This evening I am enjoying the warmth and comfort of my apartment, the soft glow of the lamp on my homemade coffee table, the smell of cinnamon and orange drifting through the air from the kitchen. From my cozy corner I contemplate the presence of fear, of darkness, in the context of the surrounding materials shielding me from those horrors, and yet I have had more exposure to those elements than I would ever wish.
I watched an episode on Netflix in which the characters had to face the darkest part of themselves in order to get what they wanted. They had to come to terms with who they were. Coincidently I read a blog post right after that in which the writer suggests we run toward our greatest fears to create our best work.
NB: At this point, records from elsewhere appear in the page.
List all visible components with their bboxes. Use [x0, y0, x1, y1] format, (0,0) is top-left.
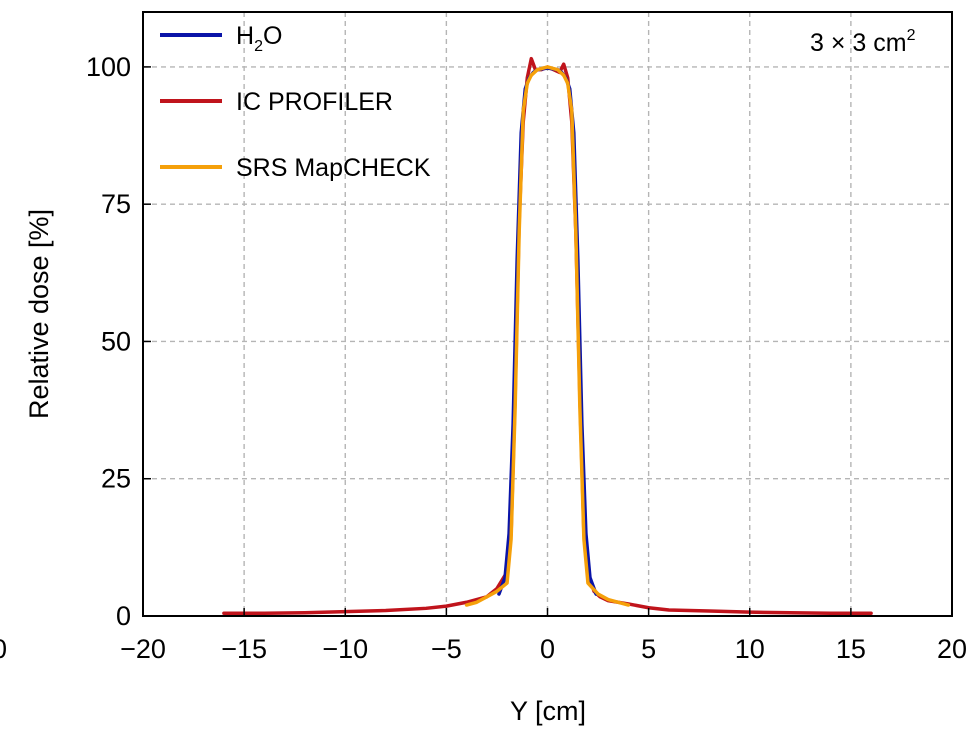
left-edge-fragment: 0	[0, 634, 7, 664]
x-tick-label: 20	[937, 634, 967, 664]
x-tick-label: 0	[540, 634, 555, 664]
legend-h2o-tail: O	[263, 22, 282, 50]
y-axis-label: Relative dose [%]	[24, 209, 54, 419]
y-tick-label: 75	[101, 189, 131, 219]
legend: H2O IC PROFILER SRS MapCHECK	[160, 22, 431, 182]
y-tick-label: 50	[101, 326, 131, 356]
x-tick-label: 15	[836, 634, 866, 664]
x-tick-label: 5	[641, 634, 656, 664]
x-tick-label: −10	[322, 634, 368, 664]
legend-h2o-base: H	[236, 22, 254, 50]
y-tick-label: 0	[116, 601, 131, 631]
y-tick-label: 25	[101, 464, 131, 494]
field-size-annotation: 3 × 3 cm2	[810, 27, 916, 57]
x-tick-label: −5	[431, 634, 462, 664]
x-tick-label: −15	[221, 634, 267, 664]
x-tick-label: −20	[120, 634, 166, 664]
field-size-base: 3 × 3 cm	[810, 29, 907, 57]
y-tick-label: 100	[86, 52, 131, 82]
legend-label-h2o: H2O	[236, 22, 282, 55]
field-size-exponent: 2	[907, 27, 916, 44]
legend-label-ic-profiler: IC PROFILER	[236, 88, 393, 116]
axis-ticks: −20 −15 −10 −5 0 5 10 15 20 0 25 50 75 100	[86, 52, 967, 664]
legend-label-srs-mapcheck: SRS MapCHECK	[236, 154, 431, 182]
x-tick-label: 10	[735, 634, 765, 664]
x-axis-label: Y [cm]	[510, 696, 586, 726]
legend-h2o-sub: 2	[254, 38, 263, 55]
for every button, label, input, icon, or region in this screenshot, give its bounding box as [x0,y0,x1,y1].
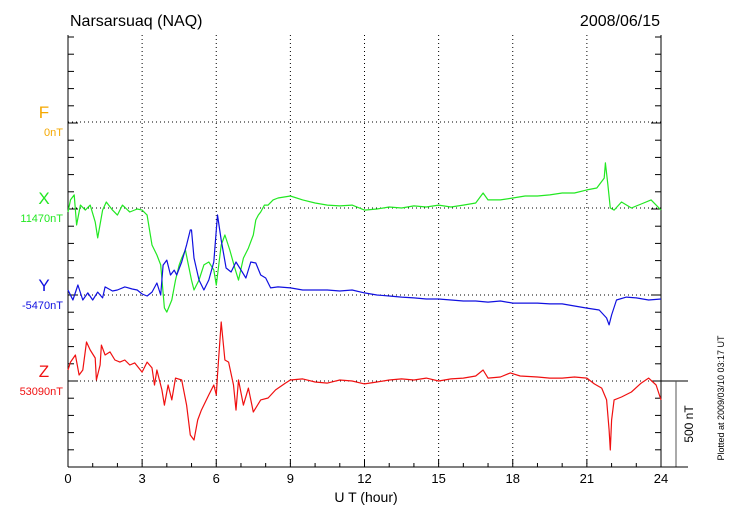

It is in the midst of this situation I find myself contemplating what areas of my life are shrouded in darkness. What do I fear? Who am I deep inside?
Far be it from me to expose my innermost thoughts to the internet, so if that is what you are expecting, I am afraid you will be left wanting. Still, I believe it a challenge to know for sure what our deepest insecurities are without extensive searching and reflection. We do not have a dramatic musical score to tell us when we have solved the riddle. Instead we have mere scraps of music, little bits here and there waiting for us to piece them together into our own song.
Something I fear deeply is being alone. Not physically, for that is how I am most days. It is on a more emotional level I fear I will not find companionship or love. I have no doubt many people love me dearly, but very few are able to come with me to the darkest parts of my heart. Sometimes even I do not dare descend the rickety staircase leading to that dusty basement for the possibility of getting caught in the cobwebs.
In the midst of all this, it is often the advice of many to turn to one’s spiritual health for solace. But I say this: no matter what you believe, it will not always change what you feel. Yes, we must acknowledge our feelings. Yes, we must do what is right despite those feelings, but feelings, fears, and darkness will not always dissipate no matter how hard we try to make them. When hope looks like nothing other than a distant delusion and healing a cruel con, sometimes all we can do is add more measures to our symphony in the making. We cannot yet hear the full piece, only an incomplete cadence. As much as we want to dissolve the dissonance to reach a resolution, sometimes our only antidote is to whisper to ourselves, “Maybe tomorrow.”